Par Daphné Gastaldi, Mathieu Martiniere et Mathieu Périsse (We Report)

Plus de deux ans après la vague de révélations d’affaires d’abus sexuels en France, l’Église catholique tarde à mettre en place des sanctions et des mesures concrètes. Alors qu’un prêtre appelle à la démission du cardinal Barbarin, les évêques ayant couvert des clercs demeurent intouchables.

La lecture des articles est réservée aux abonnés.

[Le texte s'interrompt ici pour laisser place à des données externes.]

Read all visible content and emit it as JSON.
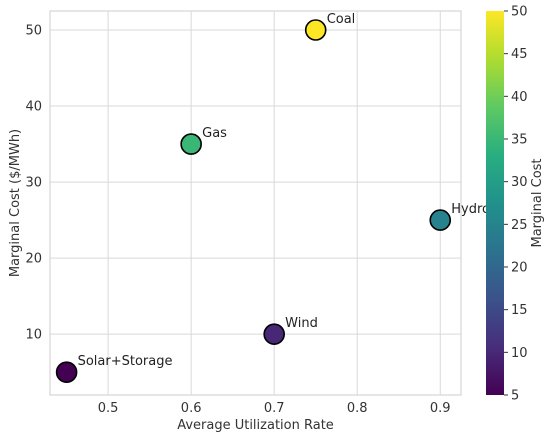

« Nemo malus nisi probetur » : « Personne n’est mauvais jusqu’à ce qu’on le prouve ». Dimanche 26 août, dans l’avion qui le ramène de Dublin, où il vient d’implorer « le pardon du Seigneur » pour les agressions sexuelles commises en Irlande par des prêtres catholiques, le pape François défend le cardinal Barbarin à coups de locutions latines. Le souverain pontife répond à la journaliste du Monde Cécile Chambraud, qui l’interroge sur une pétition en ligne en faveur de la démission de l’archevêque de Lyon. En une semaine, l’appel a déjà recueilli près de 100 000 signatures. « Tant de fois, il y a la tentation, non pas seulement de mener l'enquête, mais de publier une enquête et dire que tel ou tel est coupable. Certains médias commencent ainsi à créer une atmosphère de culpabilité », précise le pape. Le message est clair : Rome ne lâche pas le primat des Gaules.